Afin d'accélérer la production et la distribution de l'immuniseur dans le monde, l'Afrique du Sud et l'Inde ont présenté une proposition visant à briser les brevets du médicament, en diffusant sa formule de manière libre afin de décentraliser sa production dans d'autres pays. Le document a été présenté en octobre dernier à l'Organisation mondiale du commerce (OMC) et soutenu par 100 pays.

Le Brésil, les États-Unis, le Royaume-Uni et l'Union européenne se sont opposés à la rupture des brevets pour fabriquer les vaccins à grande échelle.

"La rupture des brevets pourrait être une arme pour démocratiser l'accès.

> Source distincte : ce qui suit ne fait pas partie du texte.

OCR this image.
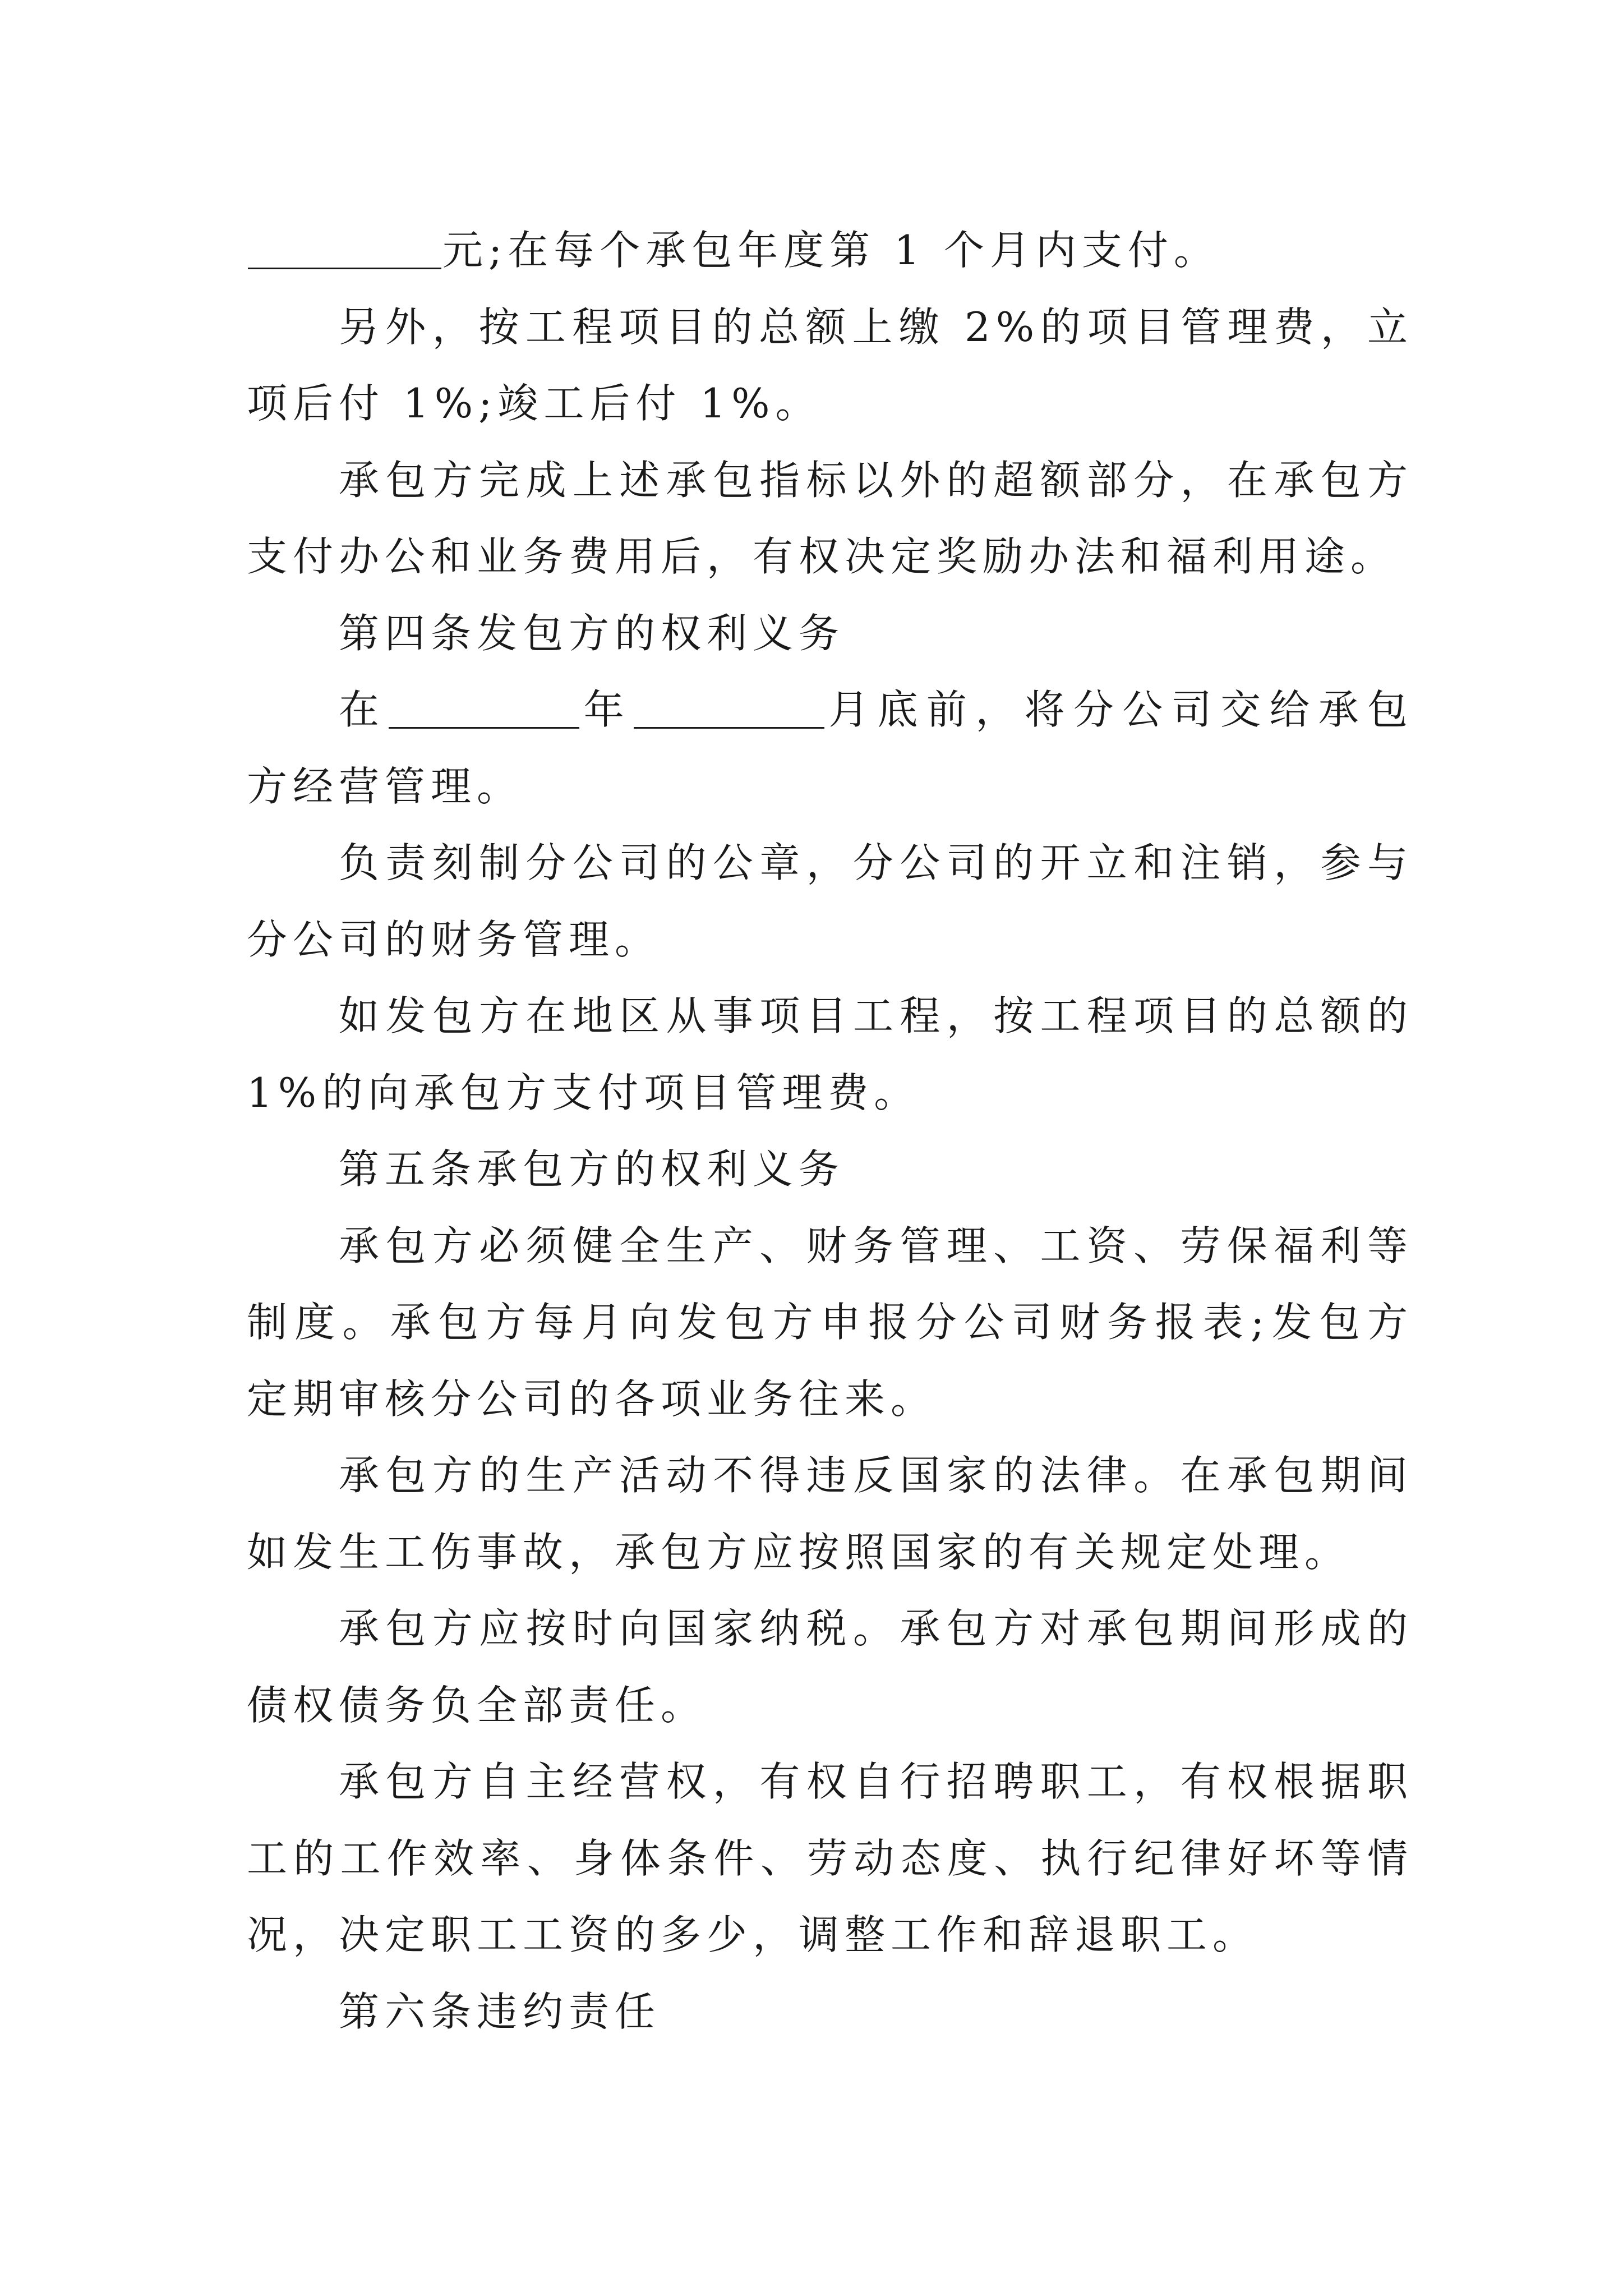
元;在每个承包年度第 1 个月内支付。

另外，按工程项目的总额上缴 2%的项目管理费，立项后付 1%;竣工后付 1%。

承包方完成上述承包指标以外的超额部分，在承包方支付办公和业务费用后，有权决定奖励办法和福利用途。

第四条发包方的权利义务

在	年	月底前，将分公司交给承包方经营管理。

负责刻制分公司的公章，分公司的开立和注销，参与分公司的财务管理。

如发包方在地区从事项目工程，按工程项目的总额的 1%的向承包方支付项目管理费。

第五条承包方的权利义务

承包方必须健全生产、财务管理、工资、劳保福利等制度。承包方每月向发包方申报分公司财务报表;发包方定期审核分公司的各项业务往来。

承包方的生产活动不得违反国家的法律。在承包期间如发生工伤事故，承包方应按照国家的有关规定处理。

承包方应按时向国家纳税。承包方对承包期间形成的债权债务负全部责任。

承包方自主经营权，有权自行招聘职工，有权根据职工的工作效率、身体条件、劳动态度、执行纪律好坏等情况，决定职工工资的多少，调整工作和辞退职工。

第六条违约责任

Ensuite, nous pouvons rencontrer des problèmes pour l'acquisition d'intrants, mais il s'agit alors d'une étape à la fois", explique la pharmacienne Anna Cláudia Castelo Branco, rappelant qu'en 2007, le Brésil a rompu le brevet d'un des médicaments utilisés contre le virus VIH.

Sur le total de 13,9 milliards de dollars américains, soit environ 70 milliards de reais (17 milliards de dollars américains), investis dans le monde pour développer les formules, environ 8,6 milliards de dollars américains, soit 43 milliards de reais, ont été fournis par les États-nations, tandis que les entreprises pharmaceutiques ont contribué à hauteur de 3,4 milliards de dollars américains (17 milliards de reais) et les ONG ont ajouté 1,9 milliard de dollars américains (9,5 milliards de reais), selon des enquêtes indépendantes.

Selon Anna Cláudia, les perspectives sont encore pessimistes en ce qui concerne un éventuel retour à la normale d'ici la fin 2021. Pour changer le scénario, il faudrait l'articulation de trois facteurs.

"L'isolement social, le traitement pour ceux qui sont infectés et la vaccination. Ce sont les trois aspects pour combattre une maladie. Mais la situation actuelle est complexe, il faut donc un effort conjoint, avec des professionnels de différents domaines, pour que les trois aspects soient assumés de manière stratégique", argumente-t-elle. 

Sachant qu'il y a 7,7 milliards de personnes dans le monde, il faudrait environ 15 milliards de doses de vaccins pour immuniser la planète entière. Si l'on prend une valeur moyenne de 15 USD par dose, il faudrait débourser 225 milliards d'USD, soit plus d'un trillion de R$, pour la vaccination totale - ce qui représente 70 % de ce que les cinq plus grands multimillionnaires du monde ont gagné l'année dernière.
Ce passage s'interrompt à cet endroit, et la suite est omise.